Ministero della Cultura - MIC-Direzione generale archivi

Servizio Archivistico Nazionale

Archivi d'impresa

1861 - 1896: Prima dell'industria

Gruppo di operaie della Pirelli, 1883 (Fondazione Pirelli).

 
 

Un Paese agricolo
Nella visione dei contemporanei, il modello economico al quale deve attenersi la Nazione è quello di un’Italia agricola ed esportatrice dei prodotti del suolo.

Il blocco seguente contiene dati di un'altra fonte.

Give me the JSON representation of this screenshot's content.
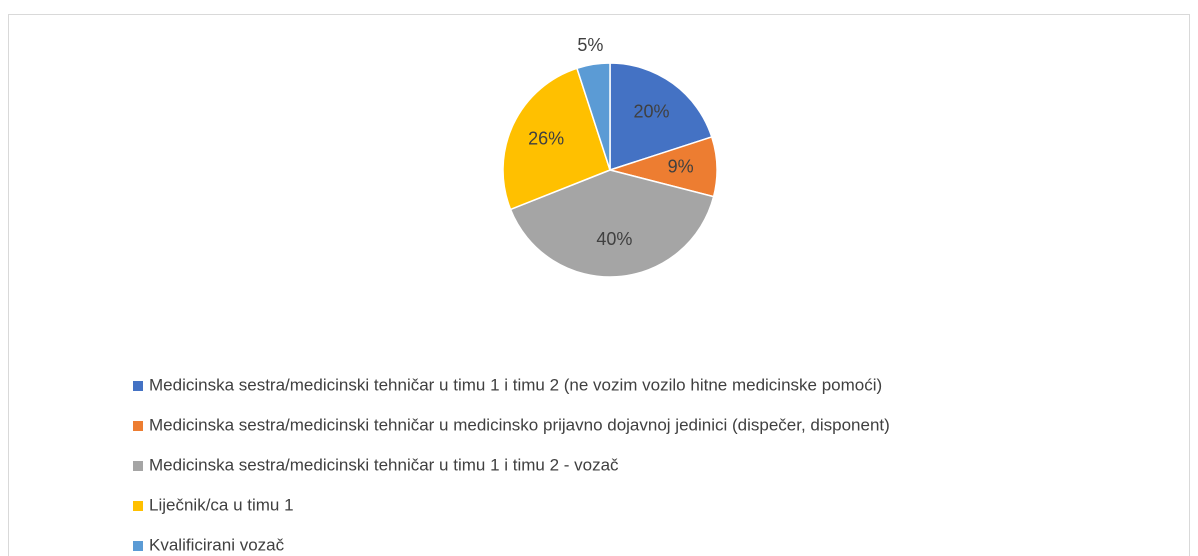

Un modello con radici profonde, che si era delineato alla fine del XVII secolo quando, per riprendere l’affermazione di un grande storico economico, Carlo Cipolla, «l’Italia aveva iniziato la sua carriera di Paese sottosviluppato d’Europa». All’indomani dell’unificazione, non sorprende udire in Parlamento dichiarazioni di questo tenore: «il clima, l’aria, il sole, le campagne d’Italia non ci permetteranno mai di diventare eminentemente industriali come gli inglesi e i francesi». L’evoluzione del sistema economico internazionale sconvolge però questo equilibrio. Il profondo cambiamento nei trasporti – con l’avvento della ferrovia e della navigazione a vapore – provoca l’inondazione dei mercati europei con grani americani e russi, olio e frutta di aree semitropicali, seterie indiane e giapponesi. Per le esportazioni italiane è il tracollo; le importazioni del maggior cespite dell’agricoltura nazionale, il grano, passano dal 1,5 milioni di quintali del 1880 a 10 milioni del 1887, con una contrazione del prezzo del 30%. Il valore della produzione agricola e zootecnica scende da 28 miliardi a 26 miliardi (in lire 1938) fra 1880 e 1887.

 

Gli industriali e il protezionismo
È questa prima “globalizzazione” che rende anche la proprietà terriera sensibile al protezionismo. Con sempre maggiore insistenza chiedono in quegli anni una protezione doganale i gruppi di imprenditori industriali, dopo la prima, moderata tariffa ottenuta nel 1878 soprattutto a difesa del settore tessile. Il grande laniere di Schio, Alessandro Rossi, è fra i più impegnati e convincenti su questo terreno. Negli anni seguenti alla prima tariffa protezionistica vengono emessi diversi provvedimenti a favore dell’industria, come quello del 1879, che favorisce le imprese meccaniche italiane nelle forniture ferroviarie in forte espansione, e le successive leggi emanate dal 1885 per il settore navale, che privilegiano armatori acquirenti di navi costruite nei cantieri italiani, a loro volta indotti a rifornirsi di semilavorati siderurgici presso stabilimenti nazionali. La politica doganale varata con la tariffa generale del 1887 mira infine a proteggere gli interessi agrari (dazio sulle importazioni di frumento) e le produzioni industriali, in particolare i settori cotoniero e siderurgico.

La "prima mano di vernice industriale"
È in questo clima che, sotto l’egida del Ministro della Marina, Benedetto Brin, viene fondata, nel marzo del 1884, la Società degli altiforni, acciaierie e fonderie di Terni, per produrre l’acciaio necessario alla corazzatura delle navi da guerra. Lo Stato, pur molto interessato all’impresa, che sostiene con commesse, sovvenzioni, protezioni doganali, non è in grado di gestirla autonomamente per mancanza di risorse tecnico-manageriali; la affida quindi a un imprenditore privato, Vincenzo Stefano Breda, già a capo di una grande impresa attiva nell’ambito delle costruzioni su commessa pubblica, la Società veneta. Quando, tre anni più tardi, la Terni, per una serie di errori imprenditoriali è sull’orlo del fallimento, il Governo interviene a salvarla, ordinando agli istituti di emissione di creare nuova carta moneta. La procedura seguita è quella di un vero e proprio salvataggio: l’esordio della Terni rappresenta un episodio di grande importanza nella storia dell’industria italiana, in quanto dimostra che un’impresa ritenuta strategica dalla classe dirigente nazionale manca di una libertà fondamentale in un ambiente capitalistico, quella di fallire. Alla fine del periodo la Terni è certamente una delle maggiori imprese italiane, con l’Ansaldo di Genova e qualche grande stabilimento tessile lombardo. Alla fine dell’Ottocento si può parlare per l’Italia di una “prima mano di vernice industriale”: si tratta di un tessuto fragile, in equilibrio instabile, che le ricorrenti crisi rischiano di compromettere. L’industria italiana è formata da “isole” in un mare contadino.